The Google engineer and several experts told Insider that there’s no clear-cut way to determine “feel” or differentiate between a bot designed to mimic social interactions and one that might be able to actually feel. what it conveys.

“You somehow couldn’t differentiate between feeling and not feeling based on the set of words that come out because it’s just patterns that have been learned,” the engineer told Insider. “There is no ‘gotcha’ question.'”

Laura Edelson, a postdoctoral researcher in computer science at NYU, told Insider that the topic of the conversation between Lemoine and LaMDA shows little evidence of life. And the fact that the conversation has been edited makes it even more blurry, she said.

The Google logo can be seen at the company's headquarters in Mountain View, California,

The Google logo can be seen at the company’s headquarters in Mountain View, California.

Marcio Jose Sanchez/AP


“Even if you had a chatbot that could have a superficial conversation about philosophy, that’s not really different from a chatbot that could have a superficial conversation about movies,” Edelson said.

Giada Pistilli, a researcher specializing in AI ethics, told Insider that it is human nature to attribute emotions to inanimate objects — a phenomenon known as anthropomorphization.

And Thomas Diettrich, a computer science professor emeritus at Oregon State University, said it’s relatively easy for AI to use language that involves internal emotions.

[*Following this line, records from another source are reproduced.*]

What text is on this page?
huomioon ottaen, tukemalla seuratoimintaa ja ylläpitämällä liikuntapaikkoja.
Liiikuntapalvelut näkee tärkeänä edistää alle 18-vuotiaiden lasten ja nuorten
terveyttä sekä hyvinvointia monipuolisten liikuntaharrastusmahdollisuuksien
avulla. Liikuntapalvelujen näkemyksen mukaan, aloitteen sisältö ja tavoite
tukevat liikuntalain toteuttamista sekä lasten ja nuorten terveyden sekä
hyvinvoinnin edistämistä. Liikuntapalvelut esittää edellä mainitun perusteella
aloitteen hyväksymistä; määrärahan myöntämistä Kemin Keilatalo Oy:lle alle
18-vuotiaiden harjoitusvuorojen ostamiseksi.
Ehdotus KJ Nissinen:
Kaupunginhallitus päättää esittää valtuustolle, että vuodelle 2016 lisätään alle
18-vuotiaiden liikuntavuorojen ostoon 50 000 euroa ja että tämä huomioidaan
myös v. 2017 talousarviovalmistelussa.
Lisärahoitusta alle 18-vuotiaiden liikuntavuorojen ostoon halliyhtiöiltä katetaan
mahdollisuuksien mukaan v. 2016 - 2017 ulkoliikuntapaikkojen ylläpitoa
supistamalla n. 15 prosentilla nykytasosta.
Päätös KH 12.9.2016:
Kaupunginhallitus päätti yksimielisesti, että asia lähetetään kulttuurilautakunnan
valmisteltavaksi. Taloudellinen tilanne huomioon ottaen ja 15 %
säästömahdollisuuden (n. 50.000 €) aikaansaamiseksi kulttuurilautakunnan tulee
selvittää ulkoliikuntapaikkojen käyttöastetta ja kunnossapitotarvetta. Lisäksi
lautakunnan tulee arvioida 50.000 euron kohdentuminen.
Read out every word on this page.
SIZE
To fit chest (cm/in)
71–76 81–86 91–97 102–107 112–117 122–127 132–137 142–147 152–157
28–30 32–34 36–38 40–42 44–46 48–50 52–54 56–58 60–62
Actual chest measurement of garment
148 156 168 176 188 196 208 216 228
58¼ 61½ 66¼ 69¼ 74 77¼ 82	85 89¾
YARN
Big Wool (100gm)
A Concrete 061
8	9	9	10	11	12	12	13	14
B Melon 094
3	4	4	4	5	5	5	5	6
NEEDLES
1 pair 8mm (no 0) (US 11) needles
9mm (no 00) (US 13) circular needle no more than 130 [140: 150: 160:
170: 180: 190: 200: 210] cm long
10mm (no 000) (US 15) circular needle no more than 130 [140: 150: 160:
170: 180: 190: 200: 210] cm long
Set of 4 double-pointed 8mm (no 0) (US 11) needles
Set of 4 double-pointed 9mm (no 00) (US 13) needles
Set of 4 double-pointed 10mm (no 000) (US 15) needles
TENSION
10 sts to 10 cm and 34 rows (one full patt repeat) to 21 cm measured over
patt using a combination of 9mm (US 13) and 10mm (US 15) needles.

“You can train it on large amounts of written text, including stories with emotion and pain, and then it can finish that story in a way that seems original,” he said. “Not because it understands these feelings, but because it knows how to combine old sequences to create new ones.”

Diettrich told Insider that AI’s role in society will no doubt be subject to further scrutiny.

“SciFi has made sense magical, but philosophers have struggled with this for centuries,” Diettrich said. “I think our definitions of what is alive will change as we continue to build systems over the next 10 to 100 years.”